As impressive as this video is, I could have sworn I remembered some controversy over this after seeing this several years ago. So I went to PubMed, which is the best online repository for peer-reviewed research articles and I found the following.

Silberberg A, Kearns D. Anim Cogn. 2009 Mar;12(2):405-7. Epub 2008 Dec 30.  

Memory for the order of briefly presented numerals in humans as a function of practice.

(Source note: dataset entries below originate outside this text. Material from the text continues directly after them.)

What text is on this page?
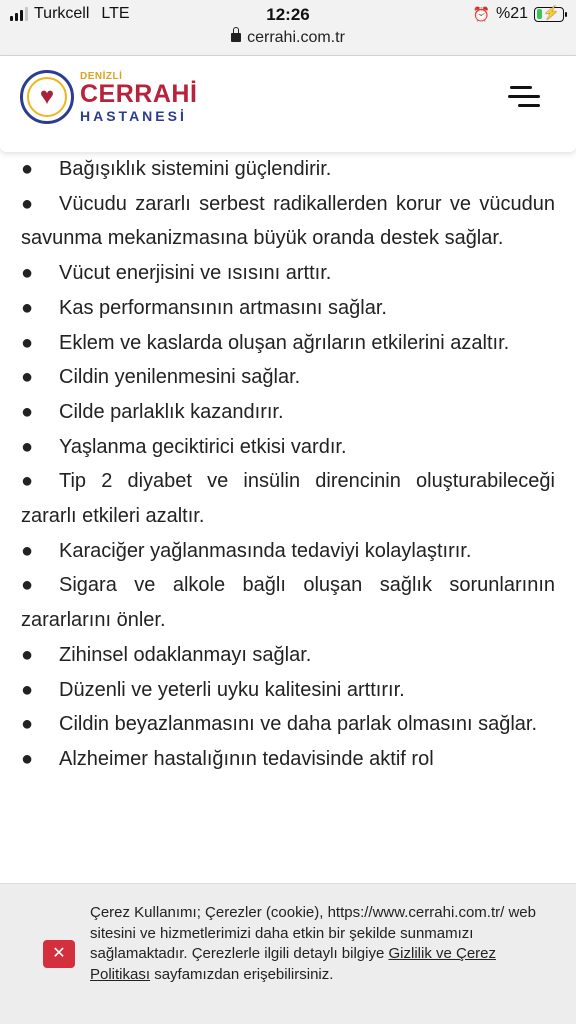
Turkcell LTE	12:26	⏰ %21 ⚡
cerrahi.com.tr
♥
DENİZLİ
CERRAHİ
HASTANESİ

● Bağışıklık sistemini güçlendirir.

● Vücudu zararlı serbest radikallerden korur ve vücudun savunma mekanizmasına büyük oranda destek sağlar.

● Vücut enerjisini ve ısısını arttır.

● Kas performansının artmasını sağlar.

● Eklem ve kaslarda oluşan ağrıların etkilerini azaltır.

● Cildin yenilenmesini sağlar.

● Cilde parlaklık kazandırır.

● Yaşlanma geciktirici etkisi vardır.

● Tip 2 diyabet ve insülin direncinin oluşturabileceği zararlı etkileri azaltır.

● Karaciğer yağlanmasında tedaviyi kolaylaştırır.

● Sigara ve alkole bağlı oluşan sağlık sorunlarının zararlarını önler.

● Zihinsel odaklanmayı sağlar.

● Düzenli ve yeterli uyku kalitesini arttırır.

● Cildin beyazlanmasını ve daha parlak olmasını sağlar.

● Alzheimer hastalığının tedavisinde aktif rol

✕

Çerez Kullanımı; Çerezler (cookie), https://www.cerrahi.com.tr/ web sitesini ve hizmetlerimizi daha etkin bir şekilde sunmamızı sağlamaktadır. Çerezlerle ilgili detaylı bilgiye Gizlilik ve Çerez Politikası sayfamızdan erişebilirsiniz.
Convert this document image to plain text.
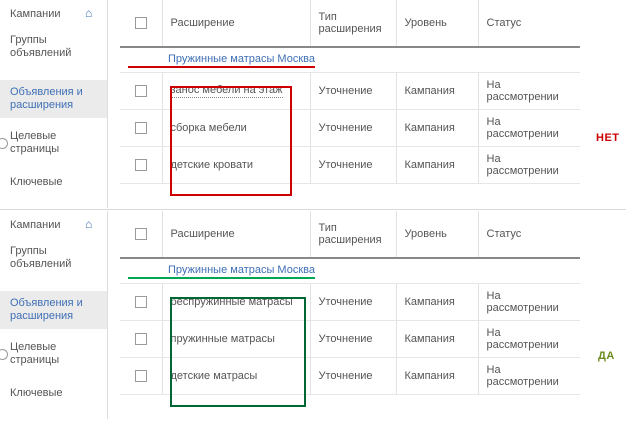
Кампании ⌂
Группы объявлений
Объявления и расширения
Целевые страницы
Ключевые
	Расширение	Тип расширения	Уровень	Статус
Пружинные матрасы Москва				

	занос мебели на этаж	Уточнение	Кампания	На рассмотрении

	сборка мебели	Уточнение	Кампания	На рассмотрении

	детские кровати	Уточнение	Кампания	На рассмотрении
НЕТ
Кампании ⌂
Группы объявлений
Объявления и расширения
Целевые страницы
Ключевые
	Расширение	Тип расширения	Уровень	Статус
Пружинные матрасы Москва				

	беспружинные матрасы	Уточнение	Кампания	На рассмотрении

	пружинные матрасы	Уточнение	Кампания	На рассмотрении

	детские матрасы	Уточнение	Кампания	На рассмотрении
ДА
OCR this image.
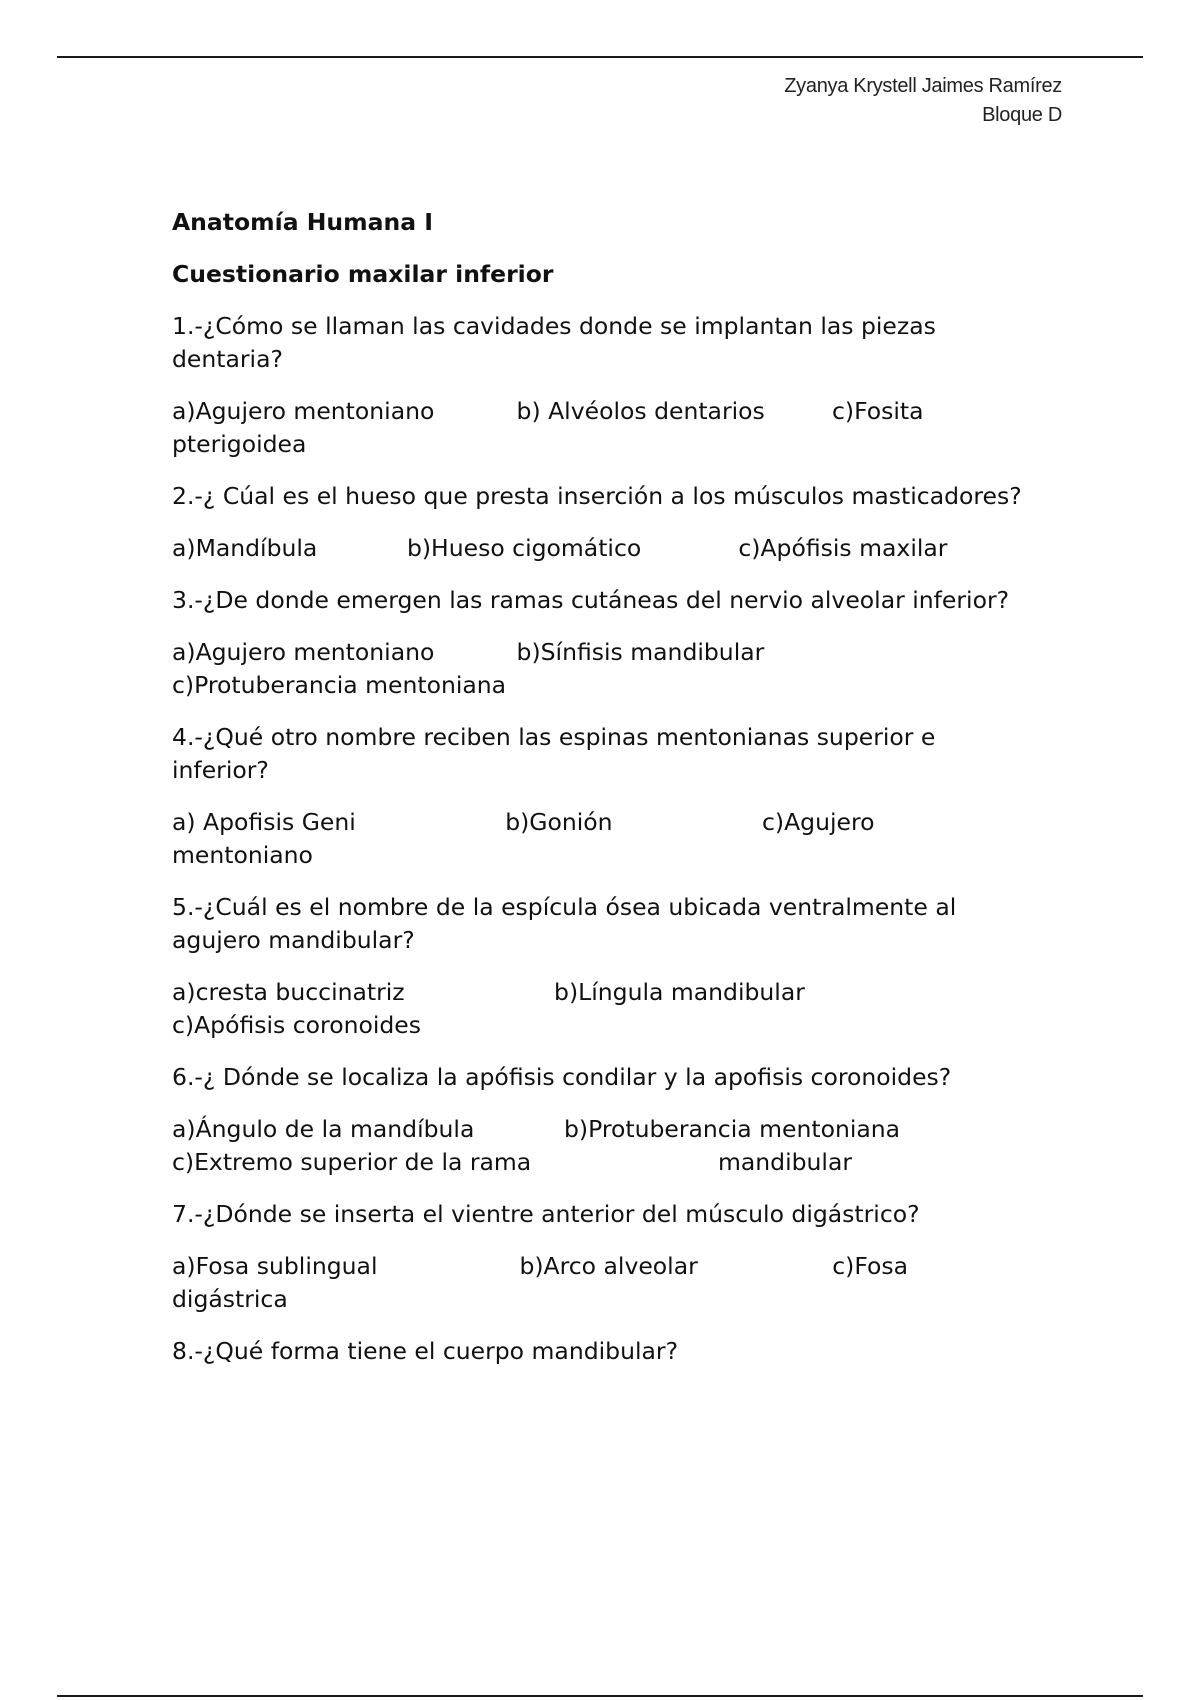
Zyanya Krystell Jaimes Ramírez
Bloque D
Anatomía Humana I
Cuestionario maxilar inferior
1.-¿Cómo se llaman las cavidades donde se implantan las piezas dentaria?
a)Agujero mentoniano	b) Alvéolos dentarios	c)Fosita
pterigoidea
2.-¿ Cúal es el hueso que presta inserción a los músculos masticadores?
a)Mandíbula	b)Hueso cigomático	c)Apófisis maxilar
3.-¿De donde emergen las ramas cutáneas del nervio alveolar inferior?
a)Agujero mentoniano	b)Sínfisis mandibular
c)Protuberancia mentoniana
4.-¿Qué otro nombre reciben las espinas mentonianas superior e inferior?
a) Apofisis Geni	b)Gonión	c)Agujero
mentoniano
5.-¿Cuál es el nombre de la espícula ósea ubicada ventralmente al agujero mandibular?
a)cresta buccinatriz	b)Língula mandibular
c)Apófisis coronoides
6.-¿ Dónde se localiza la apófisis condilar y la apofisis coronoides?
a)Ángulo de la mandíbula	b)Protuberancia mentoniana
c)Extremo superior de la rama	mandibular
7.-¿Dónde se inserta el vientre anterior del músculo digástrico?
a)Fosa sublingual	b)Arco alveolar	c)Fosa
digástrica
8.-¿Qué forma tiene el cuerpo mandibular?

Inoue and Matsuzawa (Curr Biol 17: R1004-R1005, 2007) showed that with an accuracy of approximately 79%, the juvenile chimpanzee Ayumu, could recall the position and order of a random subset of five Arabic numerals between one and nine when those numerals were presented for only 210 ms on a computer touch screen before being masked with white squares. None of nine humans working on the same task approached this level of accuracy. Inoue and Matsuzawa (2007) claimed this performance difference was evidence of a memorial capacity in young chimpanzees that was superior to that seen in adult humans. While the between-species performance difference they report is apparent in their data, so too is a large difference in practice on their task: Ayumu had many sessions of practice on their task before terminal performances were measured; their human subjects had none. The present report shows that when two humans are given practice in the Inoue and Matsuzawa (2007) memory task, their accuracy levels match those of Ayumu.

Moral of the story: When sometimes seems very out of the ordinary, approach with a degree of skepticism. Nevertheless, I'm still very impressed with Ayumu!